Neue Forschungen zeigen, wie anhand eines Genregulators das Geschlecht des Babys bestimmt werden kann. Dieser Genregulator kann auch darüber entscheiden, ob sich das Fortpflanzungssystem nach der Geburt anders entwickelt.
Forscher des Murdoch-Instituts für Kinderheilkunde in Melbourne machten kürzlich eine Entdeckung, die weiteren Aufschluss darüber gibt, wie das Geschlecht des Babys bestimmt werden kann. Die Wissenschaftler stellten fest, dass nicht allein die XY- und XX-Chromosomen dabei essentiell sind, sondern auch ein Regulator, der die Genaktivität des Ungeborenen steigern oder senken kann. Dieser Genregulator kann darüber entscheiden, ob das Kind letztlich männlich oder weiblich wird.
Genetische Zusammensetzung kann Geschlecht oder Störungen der Geschlechtsentwicklung bestimmen
Die Studie „Human Sex Reversal Is Caused by Duplication or Deletion of Core Enhancers Upstream of SOX9“ wurde vor Kurzem in der Zeitschrift Nature Communications veröffentlicht.
Brittany Croft, Forscherin am Murdoch-Institut und Doktorandin des Hudson Institute, stellte dabei die These auf, dass die Chromosomenzusammensetzung eines Babys bei der Zeugung sein Geschlecht bestimme. Das Y-Chromosom umfasse ein Gen namens SRY, das mit einem weiteren Gen namens SOX9 zusammenwirke, und so die Entwicklung der Hoden einleite, wobei große Mengen dieses Hormons erforderlich seien, damit sich die Hoden normal entwickeln. Eine Unterbrechung der Aktivität des SOX9-Gens könne zu Störungen der Geschlechtsentwicklung führen.
Intersex-Entwicklung
Eine dieser Störungen der Geschlechtsentwicklung, die einfach ausgedrückt als „Intersex“ bezeichnet wird, kommt vor, wenn bei einem Baby eine Kombination aus männlichen und weiblichen Zügen auftritt, es also nicht eindeutig ist, welches Geschlecht es besitzt. Leider ist über diese Störung, die eines von 4.500 bis 5.500 Kindern betrifft, nur wenig bekannt. Die Forscher untersuchten 44 Menschen mit dieser Anomalie, und bestimmten drei Enhancer (nicht transkribierte Gensequenzen) in nicht-kodierender DNA, die die Aktivität des SOX9-Gens bestimmten. Bei der Untersuchung der Proben stellten die Wissenschaftler fest, dass Menschen mit XX-Chromosomen und hohen SOX9-Werten Hoden statt Eierstöcke entwickelten. Umgekehrt fanden sie heraus, dass Menschen mit XY-Chromosomen und niedrigen SOX9-Werten Eierstöcke statt Hoden gebildet hatten.

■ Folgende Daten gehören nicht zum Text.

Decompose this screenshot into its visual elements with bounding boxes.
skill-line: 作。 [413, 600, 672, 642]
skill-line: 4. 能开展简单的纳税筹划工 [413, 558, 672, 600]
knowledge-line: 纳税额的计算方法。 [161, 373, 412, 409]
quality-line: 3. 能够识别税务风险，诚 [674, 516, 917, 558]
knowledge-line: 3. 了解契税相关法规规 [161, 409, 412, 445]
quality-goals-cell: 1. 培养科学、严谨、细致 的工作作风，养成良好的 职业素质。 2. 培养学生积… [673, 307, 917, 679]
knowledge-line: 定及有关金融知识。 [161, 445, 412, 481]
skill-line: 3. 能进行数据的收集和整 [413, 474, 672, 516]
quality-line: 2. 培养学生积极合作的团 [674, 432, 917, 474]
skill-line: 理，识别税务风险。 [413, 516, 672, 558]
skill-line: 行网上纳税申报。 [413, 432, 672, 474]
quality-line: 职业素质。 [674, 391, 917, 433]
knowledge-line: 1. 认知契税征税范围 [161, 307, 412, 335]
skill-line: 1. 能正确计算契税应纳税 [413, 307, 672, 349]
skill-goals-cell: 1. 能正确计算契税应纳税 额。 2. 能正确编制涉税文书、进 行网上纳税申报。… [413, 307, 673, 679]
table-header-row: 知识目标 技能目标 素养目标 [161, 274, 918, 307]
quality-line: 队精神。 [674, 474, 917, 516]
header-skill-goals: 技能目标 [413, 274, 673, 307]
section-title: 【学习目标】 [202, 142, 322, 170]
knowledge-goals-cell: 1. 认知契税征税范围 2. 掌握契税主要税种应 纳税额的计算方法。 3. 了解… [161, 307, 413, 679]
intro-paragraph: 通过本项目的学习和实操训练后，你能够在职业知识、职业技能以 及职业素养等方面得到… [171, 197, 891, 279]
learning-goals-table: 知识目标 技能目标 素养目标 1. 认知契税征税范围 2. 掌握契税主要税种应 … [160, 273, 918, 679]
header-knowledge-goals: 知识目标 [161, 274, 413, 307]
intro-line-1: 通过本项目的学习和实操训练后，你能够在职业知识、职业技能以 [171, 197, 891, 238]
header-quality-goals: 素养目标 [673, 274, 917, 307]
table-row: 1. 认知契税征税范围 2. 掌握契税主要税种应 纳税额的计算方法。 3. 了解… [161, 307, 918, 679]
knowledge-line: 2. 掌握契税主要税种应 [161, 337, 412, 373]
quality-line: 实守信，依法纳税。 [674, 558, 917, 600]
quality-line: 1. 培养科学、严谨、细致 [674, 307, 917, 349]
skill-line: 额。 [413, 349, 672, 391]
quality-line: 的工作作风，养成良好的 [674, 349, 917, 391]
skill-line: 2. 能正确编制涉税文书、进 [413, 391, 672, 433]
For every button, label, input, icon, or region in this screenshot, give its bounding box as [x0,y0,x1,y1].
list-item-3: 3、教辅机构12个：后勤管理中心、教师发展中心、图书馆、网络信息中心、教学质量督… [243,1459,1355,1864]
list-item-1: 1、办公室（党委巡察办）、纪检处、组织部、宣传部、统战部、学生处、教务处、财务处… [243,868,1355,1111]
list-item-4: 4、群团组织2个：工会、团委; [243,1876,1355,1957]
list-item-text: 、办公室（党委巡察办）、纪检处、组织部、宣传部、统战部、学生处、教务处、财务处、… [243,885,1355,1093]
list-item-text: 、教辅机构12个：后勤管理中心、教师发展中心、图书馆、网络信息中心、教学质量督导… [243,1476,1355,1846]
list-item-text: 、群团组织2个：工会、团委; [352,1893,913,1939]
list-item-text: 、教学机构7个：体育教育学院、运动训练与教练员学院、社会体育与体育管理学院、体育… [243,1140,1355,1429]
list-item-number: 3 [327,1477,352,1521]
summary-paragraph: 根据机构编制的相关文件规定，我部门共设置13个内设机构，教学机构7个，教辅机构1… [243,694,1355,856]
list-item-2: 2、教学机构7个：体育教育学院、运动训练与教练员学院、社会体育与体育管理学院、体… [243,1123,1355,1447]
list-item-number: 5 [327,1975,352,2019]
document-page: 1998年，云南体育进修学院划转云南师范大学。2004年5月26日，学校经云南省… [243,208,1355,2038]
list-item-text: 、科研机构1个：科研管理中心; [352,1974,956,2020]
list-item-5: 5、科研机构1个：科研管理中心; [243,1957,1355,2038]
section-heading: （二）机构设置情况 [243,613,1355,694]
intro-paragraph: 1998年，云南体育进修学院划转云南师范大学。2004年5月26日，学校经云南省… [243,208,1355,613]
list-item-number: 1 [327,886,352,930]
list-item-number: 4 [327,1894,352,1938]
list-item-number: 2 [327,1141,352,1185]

Professor Andrew Sinclair, Forschungsleiter der Studie, gab an, dass sich diese Enhancer innerhalb der DNA, aber außerhalb der Gene befinden. Es handle sich um „überflüssige DNA“ bzw. „dunkle Materie“, wobei rund 90 Prozent der DNA daraus bestehe, und dass eine exaktere Untersuchung dieser Enhancer ein genaueres Verständnis der DNA generell liefern könne.
Professor Sinclair fuhr fort, dass rund 22.000 Gene von rund einer Million Enhancern kontrolliert werden würden. Ziel der Studie sei es, besser zu verstehen, inwiefern das SOX9-Gen von diesen Enhancern kontrolliert werde, ob es möglich sei, diese Enhancer zu hemmen, und ob dies zu Störungen in der Geschlechtsentwicklung führe.
Die Zukunft der Intersex-Forschung
Bislang wurden bei der Untersuchung der Ursachen für Intersex-Entwicklungen nicht-kodierende DNA-Bereiche noch nicht involviert. In Anbetracht der vorliegenden Ergebnisse wird sich dies jedoch möglicherweise ändern.
Croft gab an, dass diese Ergebnisse sehr bedeutsam seien, und das Hinzukommen und Wegnehmen von Enhancern für eine normale Geschlechtsentwicklung erforderlich seien. Man müsse auch über die Gene hinaus auf die Enhancer blicken. Sinclair pflichtet dem bei. Die dunkle Materie der DNA sei der Schlüssel zu einem besseren Verständnis im Hinblick auf Störungen der Geschlechtsentwicklung.